Pitch Perfect 2 ... Can't sing its praises

IF it weren't for the dancing and singing in this sequel to the 2012 film, Pitch Perfect 2 would have been hitting the low cash notes.
  Instead, it's expected to rack up US$68 million in its opening weekend in the US, beating Mad Max and relegating Avengers to third spot.
   However, the film doesn't hit the right notes until the Barden Bellas acapella group goes for an Outward Bound-type bonding retreat in the woods.
  Before that, it flounders with tedious narratives about Beca (Anna Kendrick) thinking of life after college,the Bellas quivering at the sight of German precision, and the Bellas losing their harmony.
   All three plots are nothing new, especially about a team failing at the first few hurdles to a more superior group, but then everything changes in the final competition, with the initially weak team trumping its cocky rival.
    First-time director Elizabeth Banks (Hunger Games), who appears in and also produces the film, adroitly uses anti-American sentiment to set up an us v them situation, thus, pitching the audience against those who may not succumb to the saccharine sweet film.
     Other than Beca, the returning cast members in this female-centric film are Fat Amy (Rebel Wilson), Chloe (Brittany Snow), Aubrey (Anna Camp), Stacie (Alexis Knapp), Lilly (Hanna Mae Lee) and Cynthia Rose (Ester Dean). 
   Two newcomers are Flo (Chrissie Fit), a Hispanic whose jokes on South American culture and US immigration problems aren't that funny, and eager-beaver Emily (Hailee Steinfeld of Ender's Game), who writes songs and is eager to follow in her mum's footsteps by joining the Bellas.

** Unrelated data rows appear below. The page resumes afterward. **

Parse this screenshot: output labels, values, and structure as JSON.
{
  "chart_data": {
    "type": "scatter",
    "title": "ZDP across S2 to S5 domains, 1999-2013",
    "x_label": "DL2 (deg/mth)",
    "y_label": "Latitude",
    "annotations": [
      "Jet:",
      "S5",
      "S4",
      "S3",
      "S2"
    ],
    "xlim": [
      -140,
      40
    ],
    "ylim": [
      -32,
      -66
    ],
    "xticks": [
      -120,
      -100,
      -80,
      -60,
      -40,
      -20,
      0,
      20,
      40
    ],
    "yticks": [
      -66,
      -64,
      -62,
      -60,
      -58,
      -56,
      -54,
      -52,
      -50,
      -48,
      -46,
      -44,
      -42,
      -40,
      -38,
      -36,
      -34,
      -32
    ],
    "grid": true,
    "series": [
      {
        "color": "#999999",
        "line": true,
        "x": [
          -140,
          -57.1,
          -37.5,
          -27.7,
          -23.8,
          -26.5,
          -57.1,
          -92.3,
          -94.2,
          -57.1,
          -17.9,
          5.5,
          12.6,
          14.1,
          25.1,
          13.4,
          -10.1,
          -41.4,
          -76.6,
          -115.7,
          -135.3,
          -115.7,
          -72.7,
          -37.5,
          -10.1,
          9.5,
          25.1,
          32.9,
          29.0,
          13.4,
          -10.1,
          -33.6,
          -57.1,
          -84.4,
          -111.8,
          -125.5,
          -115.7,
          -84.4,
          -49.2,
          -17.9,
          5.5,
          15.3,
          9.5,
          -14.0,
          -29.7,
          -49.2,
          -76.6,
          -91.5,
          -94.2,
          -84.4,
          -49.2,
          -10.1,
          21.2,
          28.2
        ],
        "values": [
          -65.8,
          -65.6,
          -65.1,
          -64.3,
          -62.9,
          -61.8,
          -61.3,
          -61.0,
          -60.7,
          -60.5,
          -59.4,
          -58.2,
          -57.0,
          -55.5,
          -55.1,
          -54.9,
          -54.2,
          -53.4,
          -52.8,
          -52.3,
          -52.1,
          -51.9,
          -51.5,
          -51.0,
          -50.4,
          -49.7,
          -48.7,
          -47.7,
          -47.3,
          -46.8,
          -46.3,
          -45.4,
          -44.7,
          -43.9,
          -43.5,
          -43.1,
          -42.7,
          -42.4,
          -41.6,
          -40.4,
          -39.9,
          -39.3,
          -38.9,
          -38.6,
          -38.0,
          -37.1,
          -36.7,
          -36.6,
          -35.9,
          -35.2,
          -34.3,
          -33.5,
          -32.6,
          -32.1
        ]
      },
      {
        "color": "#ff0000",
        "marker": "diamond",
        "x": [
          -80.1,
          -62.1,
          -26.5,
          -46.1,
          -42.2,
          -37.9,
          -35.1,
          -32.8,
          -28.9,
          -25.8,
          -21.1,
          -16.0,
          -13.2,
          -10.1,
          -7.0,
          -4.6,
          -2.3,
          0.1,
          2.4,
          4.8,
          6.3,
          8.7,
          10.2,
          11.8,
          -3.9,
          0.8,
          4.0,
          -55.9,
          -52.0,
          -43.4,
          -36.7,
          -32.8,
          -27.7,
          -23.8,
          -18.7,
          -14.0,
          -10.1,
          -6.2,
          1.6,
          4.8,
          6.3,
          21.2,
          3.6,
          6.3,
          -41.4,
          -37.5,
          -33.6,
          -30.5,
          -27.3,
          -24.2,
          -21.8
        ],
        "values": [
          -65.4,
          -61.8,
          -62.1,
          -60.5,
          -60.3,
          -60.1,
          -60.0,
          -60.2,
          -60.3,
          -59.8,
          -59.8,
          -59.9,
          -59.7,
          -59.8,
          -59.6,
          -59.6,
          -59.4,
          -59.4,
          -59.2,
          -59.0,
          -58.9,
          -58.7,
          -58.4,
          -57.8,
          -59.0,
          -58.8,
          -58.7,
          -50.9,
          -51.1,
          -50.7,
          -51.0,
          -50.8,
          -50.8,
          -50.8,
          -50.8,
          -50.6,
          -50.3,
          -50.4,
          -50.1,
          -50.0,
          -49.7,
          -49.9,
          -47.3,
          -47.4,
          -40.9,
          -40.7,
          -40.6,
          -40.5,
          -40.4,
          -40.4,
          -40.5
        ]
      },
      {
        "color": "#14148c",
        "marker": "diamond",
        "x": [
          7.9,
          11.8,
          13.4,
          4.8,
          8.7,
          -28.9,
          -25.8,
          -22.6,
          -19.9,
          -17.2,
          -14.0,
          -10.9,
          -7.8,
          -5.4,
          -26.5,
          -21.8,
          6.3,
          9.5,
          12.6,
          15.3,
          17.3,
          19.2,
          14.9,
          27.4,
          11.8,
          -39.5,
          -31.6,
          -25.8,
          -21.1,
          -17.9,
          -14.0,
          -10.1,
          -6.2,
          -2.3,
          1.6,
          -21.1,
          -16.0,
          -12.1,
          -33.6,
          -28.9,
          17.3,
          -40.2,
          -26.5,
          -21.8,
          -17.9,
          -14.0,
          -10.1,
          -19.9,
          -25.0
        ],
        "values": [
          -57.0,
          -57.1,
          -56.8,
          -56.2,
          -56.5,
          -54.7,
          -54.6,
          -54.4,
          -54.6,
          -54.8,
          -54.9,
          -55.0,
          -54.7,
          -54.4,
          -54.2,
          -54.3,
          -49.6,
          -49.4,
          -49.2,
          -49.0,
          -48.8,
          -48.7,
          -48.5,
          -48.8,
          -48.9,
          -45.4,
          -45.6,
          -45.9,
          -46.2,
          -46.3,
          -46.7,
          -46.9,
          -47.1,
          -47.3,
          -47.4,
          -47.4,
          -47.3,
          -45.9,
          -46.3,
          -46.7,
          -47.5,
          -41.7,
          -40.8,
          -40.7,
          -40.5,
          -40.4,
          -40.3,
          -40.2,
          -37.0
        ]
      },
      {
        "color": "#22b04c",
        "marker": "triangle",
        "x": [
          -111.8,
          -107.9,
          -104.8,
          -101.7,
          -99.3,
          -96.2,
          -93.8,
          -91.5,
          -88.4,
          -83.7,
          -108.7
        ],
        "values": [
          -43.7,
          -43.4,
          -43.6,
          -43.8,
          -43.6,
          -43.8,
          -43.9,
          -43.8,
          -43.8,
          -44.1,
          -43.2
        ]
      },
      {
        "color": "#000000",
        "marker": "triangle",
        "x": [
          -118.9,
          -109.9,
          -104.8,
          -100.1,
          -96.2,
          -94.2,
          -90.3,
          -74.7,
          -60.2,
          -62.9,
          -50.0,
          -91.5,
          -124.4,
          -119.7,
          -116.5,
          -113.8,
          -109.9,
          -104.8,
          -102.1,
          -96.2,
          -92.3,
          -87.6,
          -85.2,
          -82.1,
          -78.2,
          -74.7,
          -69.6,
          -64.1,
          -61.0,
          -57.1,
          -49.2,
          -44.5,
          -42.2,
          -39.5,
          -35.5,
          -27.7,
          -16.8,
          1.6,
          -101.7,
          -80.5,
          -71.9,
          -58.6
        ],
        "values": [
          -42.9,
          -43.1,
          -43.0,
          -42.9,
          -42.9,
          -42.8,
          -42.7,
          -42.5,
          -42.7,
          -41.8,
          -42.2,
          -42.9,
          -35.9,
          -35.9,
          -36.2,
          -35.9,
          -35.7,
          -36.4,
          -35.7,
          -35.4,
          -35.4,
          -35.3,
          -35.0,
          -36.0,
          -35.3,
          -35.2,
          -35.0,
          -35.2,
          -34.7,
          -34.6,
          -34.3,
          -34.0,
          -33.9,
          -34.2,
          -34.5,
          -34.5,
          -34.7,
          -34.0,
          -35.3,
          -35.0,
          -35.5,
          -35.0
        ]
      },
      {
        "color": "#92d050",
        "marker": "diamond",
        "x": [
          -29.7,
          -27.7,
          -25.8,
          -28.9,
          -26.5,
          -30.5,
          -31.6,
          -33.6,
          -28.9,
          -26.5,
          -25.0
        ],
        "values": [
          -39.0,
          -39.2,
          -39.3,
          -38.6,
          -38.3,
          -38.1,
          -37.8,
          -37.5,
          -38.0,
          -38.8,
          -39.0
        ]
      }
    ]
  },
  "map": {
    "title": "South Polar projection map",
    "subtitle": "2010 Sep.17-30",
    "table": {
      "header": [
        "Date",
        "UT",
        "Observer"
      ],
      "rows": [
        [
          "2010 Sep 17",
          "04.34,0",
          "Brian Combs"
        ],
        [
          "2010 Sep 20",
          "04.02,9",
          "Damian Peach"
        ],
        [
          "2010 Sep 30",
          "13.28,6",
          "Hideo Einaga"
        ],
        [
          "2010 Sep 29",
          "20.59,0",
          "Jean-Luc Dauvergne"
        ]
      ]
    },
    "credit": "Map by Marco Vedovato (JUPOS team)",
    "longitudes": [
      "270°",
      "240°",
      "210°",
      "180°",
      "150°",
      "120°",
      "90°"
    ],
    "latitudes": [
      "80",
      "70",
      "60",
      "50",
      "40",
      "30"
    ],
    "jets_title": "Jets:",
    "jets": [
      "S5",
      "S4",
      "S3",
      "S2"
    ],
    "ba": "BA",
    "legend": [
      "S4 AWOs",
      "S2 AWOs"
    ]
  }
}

     The Bellas have won three acapella collegiate titles since the first film but a wardrobe malfunction while performing before the Obamas results in their fall. Their only way back to redemption is by winning the world championship in Copenhagen.
   Their intimidating rivals are German team Das Sound Machine, led by statuesque blonde Kommissar (Birgitte Hjort Sorensen, a Dane) and Pieter (Flula Borg, a German). Their catchy and flawless performances send the Bellas into a downward spiral. 
  On top of that, Beca's attention is distracted when she obtains an internship in a recording studio, where lo and behold, she stands out from the others by doing her bread-and-butter mash-up move on a Snoop Dog Christmas rendition.
   In a scene that reflects the decline of mash-ups and the end of Glee on TV, a producer tells Beca that he wants something original from her instead of just mash-ups.
  Fat Amy, meanwhile, must decide whether to become a steady of Bumper (Adam DeVine). Her commitment phobia turns the tables on men, who are usually the ones associated with this fear. This idea also appeared in Bridesmaids (2011), the film that brought her to prominence. In that film, Kristen Wiig's character rebuffs the advances of policeman Rhodes (Chris O'Dowd).
  Aubrey makes a surprise appearance by announcing that she's the resort's owner. She, too, was uncertain of her future after graduating, but ended up being an entrepreneur. For this, I take my hat off to the producers for presenting a positive trait for women viewers.
   The film's theme of sisterhood is still as strong as the first film's, and it's embodied in the Bellas' rendition of Run the World (Girls) by Beyonce in the world championship.
   It's too bad that the film, other than its musical scenes, won't get you singing its praises.